Jackline K., a midwife working in Isingiro District, is one of these frontline health workers. For many years, her health center didn’t have proper equipment to resuscitate newborns who couldn’t breathe or even running water in the maternity ward.

Despite these challenges, she worked day in and day out serving her community and providing essential care to help mothers and their babies survive. Female health workers, like Jackline, are critical catalysts for countries like Uganda to reach our national health goals as well as the goals that we have agreed upon as an international community.

The Sustainable Development Goals rightly place women and girls at the center and emphasize how empowering women across all segments of the workforce is critical to ending poverty and improving health outcomes.
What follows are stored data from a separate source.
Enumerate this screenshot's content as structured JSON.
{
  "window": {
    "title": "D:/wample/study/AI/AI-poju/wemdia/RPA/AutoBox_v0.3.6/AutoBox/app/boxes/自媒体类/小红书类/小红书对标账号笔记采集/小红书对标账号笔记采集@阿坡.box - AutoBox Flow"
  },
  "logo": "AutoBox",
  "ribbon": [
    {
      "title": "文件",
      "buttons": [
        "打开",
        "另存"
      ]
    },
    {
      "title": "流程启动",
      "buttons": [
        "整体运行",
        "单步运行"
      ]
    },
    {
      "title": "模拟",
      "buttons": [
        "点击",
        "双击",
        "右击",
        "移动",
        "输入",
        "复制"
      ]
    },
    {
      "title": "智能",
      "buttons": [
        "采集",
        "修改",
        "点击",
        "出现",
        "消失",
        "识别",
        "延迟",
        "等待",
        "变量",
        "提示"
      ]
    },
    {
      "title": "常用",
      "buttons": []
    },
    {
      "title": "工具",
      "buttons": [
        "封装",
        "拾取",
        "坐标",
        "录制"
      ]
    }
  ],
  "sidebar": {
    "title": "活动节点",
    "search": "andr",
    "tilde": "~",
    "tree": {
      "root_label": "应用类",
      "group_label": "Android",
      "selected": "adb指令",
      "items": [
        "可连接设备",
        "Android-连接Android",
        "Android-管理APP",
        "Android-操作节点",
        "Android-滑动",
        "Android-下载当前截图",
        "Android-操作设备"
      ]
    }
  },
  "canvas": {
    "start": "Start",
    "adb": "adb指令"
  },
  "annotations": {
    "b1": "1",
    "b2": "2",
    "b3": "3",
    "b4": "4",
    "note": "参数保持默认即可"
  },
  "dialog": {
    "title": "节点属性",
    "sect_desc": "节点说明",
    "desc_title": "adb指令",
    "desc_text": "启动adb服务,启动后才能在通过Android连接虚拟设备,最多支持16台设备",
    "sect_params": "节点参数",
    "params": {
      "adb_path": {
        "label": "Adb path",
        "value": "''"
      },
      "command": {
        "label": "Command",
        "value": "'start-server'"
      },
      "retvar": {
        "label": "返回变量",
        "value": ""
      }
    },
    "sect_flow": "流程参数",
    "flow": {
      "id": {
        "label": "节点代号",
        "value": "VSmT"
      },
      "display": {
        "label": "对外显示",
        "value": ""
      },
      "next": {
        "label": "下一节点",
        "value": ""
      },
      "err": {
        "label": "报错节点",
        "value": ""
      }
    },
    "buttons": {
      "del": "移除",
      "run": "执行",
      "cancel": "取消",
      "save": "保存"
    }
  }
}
Women today are playing a larger role in both the formal and informal economy and policies must be in place to support and protect them – policies that empower them as leaders and protect their roles and rights in the workplace.

The responsibilities women have, and the huge amounts of work that they do within their families and communities, often go unrecognized and undocumented. Women’s unpaid work – cooking, cleaning and childcare – is valued at $10 trillion annually. For female health workers, that unpaid work falls on shoulders that are already working more than 10 hours a day caring for patients.
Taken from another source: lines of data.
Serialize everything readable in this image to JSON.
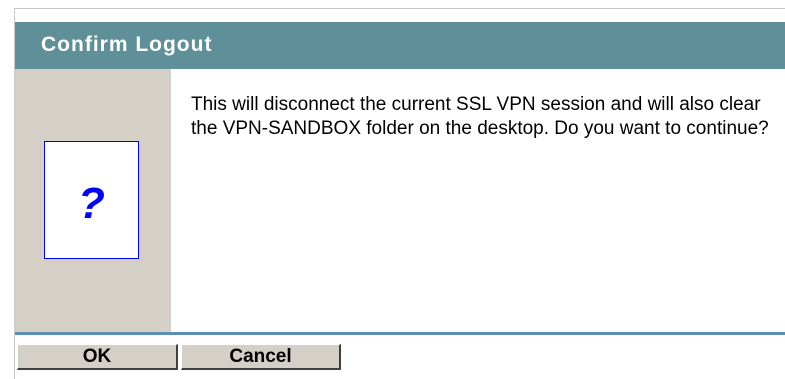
{
  "dialog": {
    "title": "Confirm Logout",
    "icon": "question-icon",
    "icon_glyph": "?",
    "message": "This will disconnect the current SSL VPN session and will also clear the VPN-SANDBOX folder on the desktop. Do you want to continue?"
  },
  "buttons": {
    "ok_label": "OK",
    "cancel_label": "Cancel"
  },
  "colors": {
    "title_bar": "#5f8f98",
    "icon_pane": "#d4d0c8",
    "icon_accent": "#0000ff",
    "separator": "#5b8fb4"
  }
}
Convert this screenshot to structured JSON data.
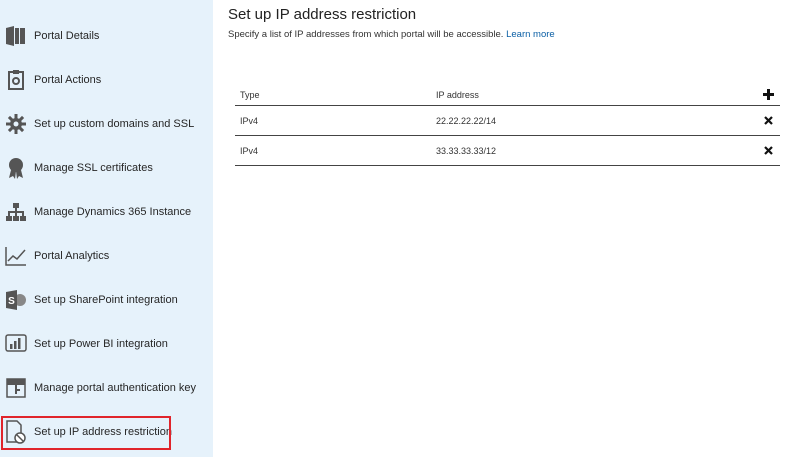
{
  "sidebar": {
    "items": [
      {
        "label": "Portal Details",
        "icon": "portal-details-icon"
      },
      {
        "label": "Portal Actions",
        "icon": "portal-actions-icon"
      },
      {
        "label": "Set up custom domains and SSL",
        "icon": "gear-icon"
      },
      {
        "label": "Manage SSL certificates",
        "icon": "certificate-ribbon-icon"
      },
      {
        "label": "Manage Dynamics 365 Instance",
        "icon": "org-hierarchy-icon"
      },
      {
        "label": "Portal Analytics",
        "icon": "line-chart-icon"
      },
      {
        "label": "Set up SharePoint integration",
        "icon": "sharepoint-icon"
      },
      {
        "label": "Set up Power BI integration",
        "icon": "powerbi-icon"
      },
      {
        "label": "Manage portal authentication key",
        "icon": "auth-key-icon"
      },
      {
        "label": "Set up IP address restriction",
        "icon": "ip-restriction-icon",
        "selected": true
      }
    ]
  },
  "main": {
    "title": "Set up IP address restriction",
    "description": "Specify a list of IP addresses from which portal will be accessible.",
    "learn_more": "Learn more",
    "table": {
      "headers": {
        "type": "Type",
        "ip": "IP address"
      },
      "rows": [
        {
          "type": "IPv4",
          "ip": "22.22.22.22/14"
        },
        {
          "type": "IPv4",
          "ip": "33.33.33.33/12"
        }
      ]
    }
  },
  "colors": {
    "sidebar_bg": "#e6f2fb",
    "link": "#0b5fa5",
    "selected_outline": "#e0242b"
  }
}
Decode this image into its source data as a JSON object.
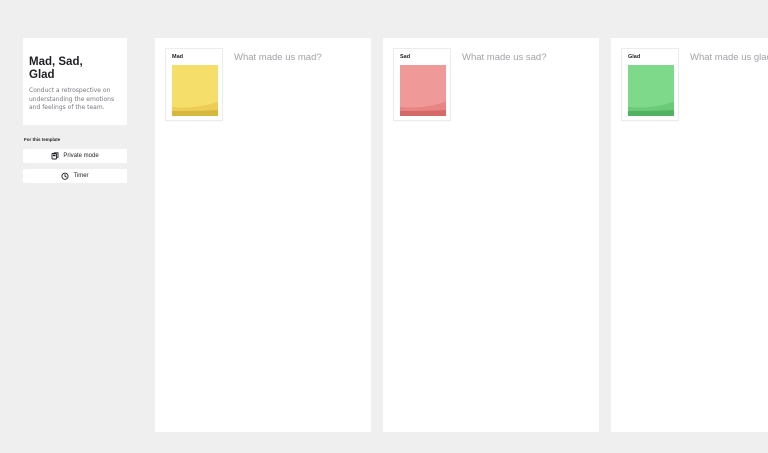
{
  "template": {
    "title": "Mad, Sad,\nGlad",
    "description": "Conduct a retrospective on understanding the emotions and feelings of the team."
  },
  "tools": {
    "section_label": "For this template",
    "private_mode_label": "Private mode",
    "timer_label": "Timer"
  },
  "columns": [
    {
      "sticker_label": "Mad",
      "prompt": "What made us mad?",
      "color": "#f5de6a",
      "shade": "#d6b83e"
    },
    {
      "sticker_label": "Sad",
      "prompt": "What made us sad?",
      "color": "#ef9a98",
      "shade": "#d46a68"
    },
    {
      "sticker_label": "Glad",
      "prompt": "What made us glad?",
      "color": "#7fd98a",
      "shade": "#52b25f"
    }
  ],
  "colors": {
    "background": "#efefef",
    "panel": "#ffffff",
    "prompt_text": "#a3a3a8"
  },
  "icons": [
    "private-mode-icon",
    "timer-icon"
  ]
}
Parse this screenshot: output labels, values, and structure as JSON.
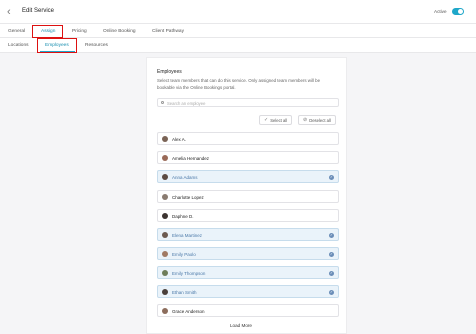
{
  "header": {
    "back_icon": "chevron-left-icon",
    "title": "Edit Service",
    "active_label": "Active",
    "active": true,
    "accent": "#1fa7c9"
  },
  "tabs": [
    "General",
    "Assign",
    "Pricing",
    "Online Booking",
    "Client Pathway"
  ],
  "active_tab": "Assign",
  "subtabs": [
    "Locations",
    "Employees",
    "Resources"
  ],
  "active_subtab": "Employees",
  "panel": {
    "heading": "Employees",
    "description": "Select team members that can do this service. Only assigned team members will be bookable via the Online Bookings portal.",
    "search_placeholder": "Search an employee",
    "select_all": "Select all",
    "deselect_all": "Deselect all",
    "load_more": "Load More"
  },
  "employees": [
    {
      "name": "Alex A.",
      "selected": false
    },
    {
      "name": "Amelia Hernandez",
      "selected": false
    },
    {
      "name": "Anna Adams",
      "selected": true
    },
    {
      "name": "Charlotte Lopez",
      "selected": false
    },
    {
      "name": "Daphne D.",
      "selected": false
    },
    {
      "name": "Elena Martinez",
      "selected": true
    },
    {
      "name": "Emily Paolo",
      "selected": true
    },
    {
      "name": "Emily Thompson",
      "selected": true
    },
    {
      "name": "Ethan Smith",
      "selected": true
    },
    {
      "name": "Grace Anderson",
      "selected": false
    }
  ]
}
Through my work with Jhpiego, an international non-profit health organisation affiliated with Johns Hopkins University, I’ve had the privilege of getting to know many incredible women, like Jackline in Isingiro, who work tirelessly to improve the health and wellbeing of all Ugandans. I’ve met nurses in health centers across the country serving as the only staff available to provide maternal, newborn, child and reproductive health services. I have met midwives who deliver newborns by the sole light from their small cellphones (katorch). These women inspire me every day with their dedication and perseverance.

Jhpiego is committed to supporting female health workers across the world to build sustainable health systems. We partner with ministries of health to ensure the most underserved communities access life-saving commodities and services. We work with the whole spectrum of the health workforce to build competency and confidence, and provide quality health services. We ensure nurses and midwives have the skills and resources needed to save lives in some of the most difficult and remote locations.

At Jackline’s health facility in Isingiro, we worked to help them procure lifesaving equipment, like resuscitation tables and water tanks, and organized skills building sessions for the nurses and midwives on infection prevention and obstetric and newborn care.

To all of the nurses and midwives in Uganda, many of whom are leaders in their workplace: I applaud you. You make critical, life-saving decisions every day. You make unreserved sacrifices, in challenging work environments. You go above and beyond to give newborns and laboring mothers a chance to thrive.

One of my jobs is to ensure that female health workers are empowered and have the skills needed to take on leadership positions within the broader health system. I believe that if we empower frontline health workers, we are empowering women who will be leaders in their workplaces, families and communities. Let us commit to investing in transformative innovations and applying our expertise to improve healthcare services and health outcomes in Uganda. Together, we are making a difference – a difference that wouldn’t be possible without female health workers.

This piece originally appeared in the Daily Monitor and can be accessed here.

Jhpiego Uganda, in partnership with Seed Global Health, Peace Corps and VSO, will be hosting symposium for nurses and midwives later this month, which will seek to update nurses and midwives on the latest national and global RMNCH service delivery approaches and innovations, and spotlight their exceptional contribution to Uganda’s health sector.